The 38-year-old Molinari, competing in the Trophee Hassan II, took to Twitter to air his grievances with the sport's pace of play following a 5½-hour round on Saturday. Only Molinari, who's been a frequent critic of the golf's ever-growing duration, did more than just complain: He outed his fellow players who have been timed and fined by the Euro Tour—a list that it private, only circulated within the tour's members:
The implication was the social scouring would compel the frequent slow pokes to get things moving, although—as a quick study of Edoardo's feed suggests—there's a hint of "Some men want to watch the world burn" sprinkled in. And at least one player, former U.S. Open champ Graeme McDowell, wasn't thrilled with Molinari's decision.
“I saw his tweet this morning when he came off the course, ‘We need to play faster, blah, blah, blah.’ I get it,” McDowell told the Golf Channel at the Zurich Classic. “I hear where Edoardo is coming from, but he is, what shall we say, flogging a dead horse? It’s not a dead horse, but it’s pretty dead. What do you want to do? We can’t get around there much quicker. Is 20 minutes going to change his life? Listen, I like Edoardo, nice kid, but I think he’s just frustrated.”
McDowell was quick to say he's OK with the list of offenses made known to the public, and understands the frustration. Nevertheless, he contended that speeding things up isn't an easy fix, particularly with the the current course set-ups and the amount of money on the line during events.
“There’s just no way to speed the game up really," McDowell said. "You can try these small percentiles, but at the end of the day it’s very hard to get around a 7,600-yard golf course with tucked pins with a three-ball in less than 4:45, 5 hours. You can’t do it.”
Perhaps publishing the list was a break of omerta, and it's unlikely the move will have serious impact. Conversely, a lot of players talk tough on slow play but shrivel when it comes to action, so props to Molinari for drawing a line in the sand.
Matthew Stockman/Getty Images
USGA grants maternity exemption
Stacy Lewis was No. 33 in the Rolex Rankings when she took pregnancy leave last August.
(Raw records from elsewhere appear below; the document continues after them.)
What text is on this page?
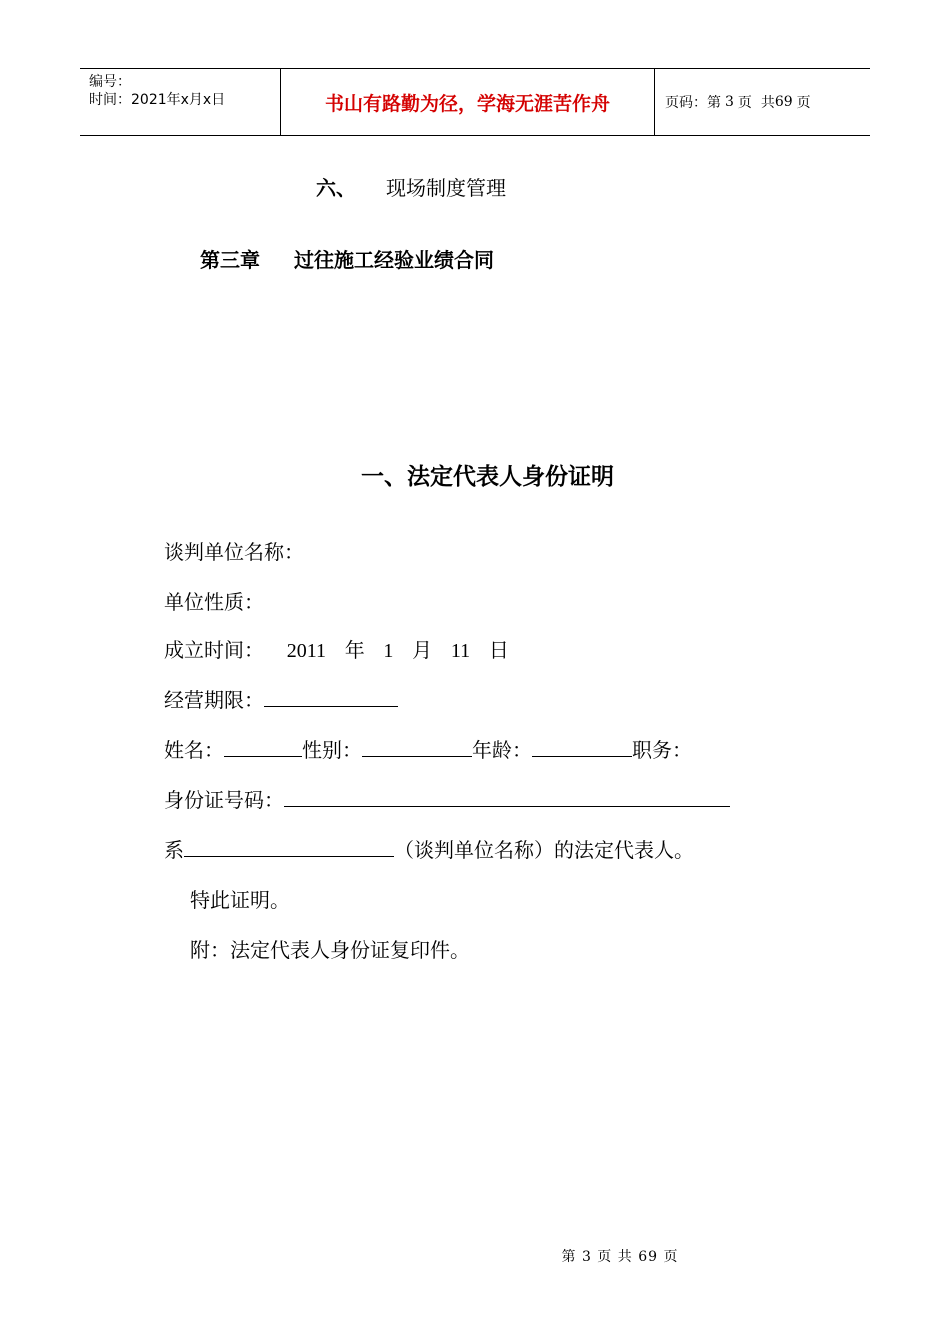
编号：
时间：2021年x月x日	书山有路勤为径，学海无涯苦作舟	页码：第 3 页  共 69 页
六、 现场制度管理
第三章 过往施工经验业绩合同
一、法定代表人身份证明
谈判单位名称：
单位性质：
成立时间： 2011 年 1 月 11 日
经营期限：
姓名：	性别：	年龄：	职务：
身份证号码：
系	（谈判单位名称）的法定代表人。
特此证明。
附：法定代表人身份证复印件。
第 3 页 共 69 页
Though she's made five starts in 2019, that absence was enough to drop her 30 spots in the world, leaving her non-exempt for the upcoming U.S. Women's Open.
Lewis still had the chance to enter the field by moving back inside the top 50 by May 27 or by winning an LPGA event prior to the championship. However, believing she would have qualified sans sabbatical, Lewis appealed to the USGA to take her situation into account.
The governing body not only granted Lewis an exemption, the association announced it would be reviewing its procedures on all maternity extensions.
“After an in-depth review of the new maternity policies of other sports organizations,” the USGA said in a statement, “we have decided to revisit our existing policy. Most notably, we are looking at the impact maternity leave has on our exemption categories.”
The USGA’s current policy allows players who have earned exemptions to defer them for a year. Brittany Lincicome and Sarah Jane Smith had both indicated they would take advantage of this offer; Lincicome, however, is now reconsidering after the USGA said it would give her a spot in this year’s championship as well as in 2020. She is due Sept. 1, with this year’s U.S. Women’s Open beginning on May 30.
Tiger passes on Charlotte; agent insists decision is not injury-related
Tiger Woods intended to take more time off in 2019. A Masters victory won't change that forecast.
Many in the game, including tournament officials, expected Woods to tee it up at this week's Wells Fargo Championship. Woods is a former winner at Quail Hollow, and with the PGA Championship just two weeks out, it seemed like a proper Wanamaker tune-up. However, Woods is opting for rest instead of reps, passing on the Charlotte event.
That means Woods will not have played competitively since Augusta National when he arrives at Bethpage. Though Woods has never been one to rack up regular event appearances (he's made more than 20 starts just once this millennium), the sequence is a rarity: as pointed out by the AP's Doug Ferguson, it's only the fourth time Tiger will go from major to major without playing in between.
Despite Woods' insistence before the season that his schedule wouldn't be as filled, skipping Quail Hollow—coupled with a GolfTV video that showed Woods hobbling out of a car on Thursday—fueled questions about the 43-year-old's health. But Woods' gait was chalked up to an early-morning workout, and clips on Friday revealed Woods walking and hitting balls just fine. Moreover, his agent Mark Steinberg told ESPN that Woods is still catching his breath from his fifth green jacket.
"He's still digesting and appreciating what happened two weeks ago," Steinberg said. "Honestly, he's just not ready to play right now."
Given just three tournaments sit between the PGA and the U.S. Open (Colonial, Memorial and Canadian Open) there's a chance Woods repeats this chain in the lead-up to Pebble Beach. The PGA Championship, which Woods has won four times, begins May 16.